New Construction Methods
Use of FSW for Large High Speed Vessels
Friction stir welding (FSW) was applied to the superstructure of the ultra-high speed cargo/passenger vessel Techno Super Liner (TSL) as a new joining technique for aluminum plates to replace traditional arc welding. Previously, an aluminum manufacturer fabricated panels of 2.4 meters in maximum width for a superstructure with FSW but the recent attempt is for a maximum width of 7.8 meters. Compared with conventional arc welding of aluminum alloys, FSW has advantages in the construction process including (1) less thermal hysteresis due to the absence of melting, less deformation due to joining and freedom from welding defects such as blow holes; (2) the absence of fumes and sputters keeping the product appearance beautiful, and preventing adverse effects on the environment and workers' bodies during the process, and (3) the automated mechanical joining method assuring higher quality of joints. With the FSW process, a rotating tool (hard round rod) is inserted between the butts of the materials to be joined, and moved along the joining line while giving frictional heat. It is a revolutionary aluminum alloy joining technique to replace arc welding.
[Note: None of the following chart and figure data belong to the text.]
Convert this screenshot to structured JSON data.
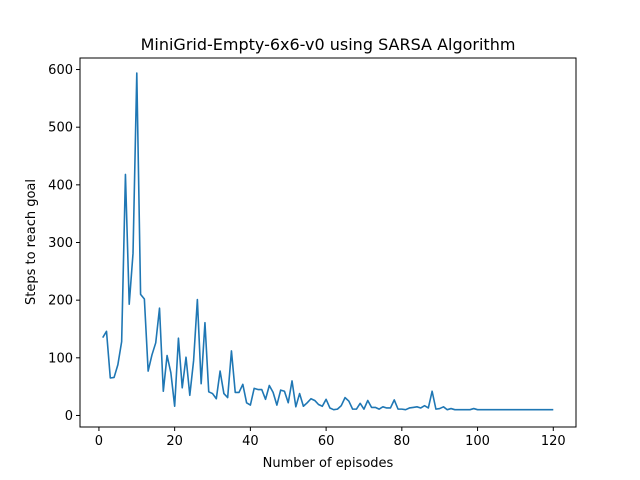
{
  "chart_data": {
    "type": "line",
    "title": "MiniGrid-Empty-6x6-v0 using SARSA Algorithm",
    "xlabel": "Number of episodes",
    "ylabel": "Steps to reach goal",
    "xlim": [
      -5,
      126
    ],
    "ylim": [
      -20,
      620
    ],
    "xticks": [
      0,
      20,
      40,
      60,
      80,
      100,
      120
    ],
    "yticks": [
      0,
      100,
      200,
      300,
      400,
      500,
      600
    ],
    "grid": false,
    "series": [
      {
        "color": "#1f77b4",
        "x": [
          1,
          2,
          3,
          4,
          5,
          6,
          7,
          8,
          9,
          10,
          11,
          12,
          13,
          14,
          15,
          16,
          17,
          18,
          19,
          20,
          21,
          22,
          23,
          24,
          25,
          26,
          27,
          28,
          29,
          30,
          31,
          32,
          33,
          34,
          35,
          36,
          37,
          38,
          39,
          40,
          41,
          42,
          43,
          44,
          45,
          46,
          47,
          48,
          49,
          50,
          51,
          52,
          53,
          54,
          55,
          56,
          57,
          58,
          59,
          60,
          61,
          62,
          63,
          64,
          65,
          66,
          67,
          68,
          69,
          70,
          71,
          72,
          73,
          74,
          75,
          76,
          77,
          78,
          79,
          80,
          81,
          82,
          83,
          84,
          85,
          86,
          87,
          88,
          89,
          90,
          91,
          92,
          93,
          94,
          95,
          96,
          97,
          98,
          99,
          100,
          101,
          102,
          103,
          104,
          105,
          106,
          107,
          108,
          109,
          110,
          111,
          112,
          113,
          114,
          115,
          116,
          117,
          118,
          119,
          120
        ],
        "values": [
          135,
          146,
          65,
          66,
          88,
          128,
          418,
          193,
          281,
          594,
          210,
          202,
          77,
          105,
          126,
          186,
          42,
          104,
          74,
          16,
          134,
          48,
          101,
          35,
          95,
          201,
          55,
          161,
          41,
          38,
          29,
          77,
          38,
          31,
          112,
          40,
          40,
          54,
          22,
          18,
          47,
          45,
          45,
          28,
          52,
          40,
          18,
          44,
          42,
          22,
          60,
          15,
          38,
          16,
          22,
          29,
          26,
          19,
          16,
          28,
          13,
          10,
          11,
          17,
          31,
          25,
          11,
          11,
          21,
          11,
          26,
          14,
          14,
          11,
          15,
          13,
          13,
          27,
          11,
          11,
          10,
          13,
          14,
          15,
          13,
          17,
          13,
          42,
          11,
          12,
          15,
          10,
          12,
          10,
          10,
          10,
          10,
          10,
          12,
          10,
          10,
          10,
          10,
          10,
          10,
          10,
          10,
          10,
          10,
          10,
          10,
          10,
          10,
          10,
          10,
          10,
          10,
          10,
          10,
          10
        ]
      }
    ]
  }
}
The principle of FSW and how it is accomplished are illustrated below.
Principle of FSW
How sheets are joined
Superstructure member for TSL Courtesy of Mitsui Shipbuilding & Engineering Co., Ltd.
Pitting occurs in many portions of the bottom plates of crude oil tanks in double-hull VLCCs in their first two or three years of service, and shop priming is known to be effective for their prevention and, accordingly, for enhancing the structural safety of huge tankers. In this experiment, the number of holes due to pitting, which surpassed 1,000 in the first two-and-a-half years when no primer was applied, was reduced to 50 by shop priming. Qualitative analysis of cut-out samples of bottom plates of crude oil tanks revealed that shop primer became a conjugated oxide of zinc and iron, and formed a fine and hard film, whose thickness increased from 15 microns to 50 microns during the first two-and-ahalf years of service. On the other hand, steelmakers tried to develop new anti-corrosive steel by making steel plates more resistant to corrosion on the basis of the elucidated mechanism of pitting; they have succeeded in developing steel plates for crude oil tank bottoms whose maximum pitted depth detected at regular inspection could be about 30% of the usual level and therefore need no initial priming. Shop priming of these plates could further reduce the pitting prevention rate to 35%.
Development of Strongest High Tensile Steel
Mitsubishi Heavy Industries and Nippon Steel jointly developed 47 kg-class high tensile shipbuilding steel plates, the strongest in the world, and the new product item has been selected for longitudinal strength members of 8,000 TEU-class large containerships for Mitsui O.S.K. Lines. Previously the strongest steel plates for use in hull structures of general merchant ships were the 40 kg-class introduced 15 years ago but the growing thickness of such plates along with the increase in usual vessel size tends to sacrifice their tenacity. The recently developed product is not only more tenacious besides being stronger and thinner but also is as readily weld-able as the 40 kg-class steel thanks to the development of the optimal welding method. As the use of 47 kg-class high tensile steel will contribute to increasing the safety of ships by virtue of its greater tenacity, and the ultimate savings in the volume of steel used will serve to reduce the upper hull weight and, accordingly, to increase the cargo capacity. Therefore, future optimal designs of huge vessels will presuppose the improved quality of new steel.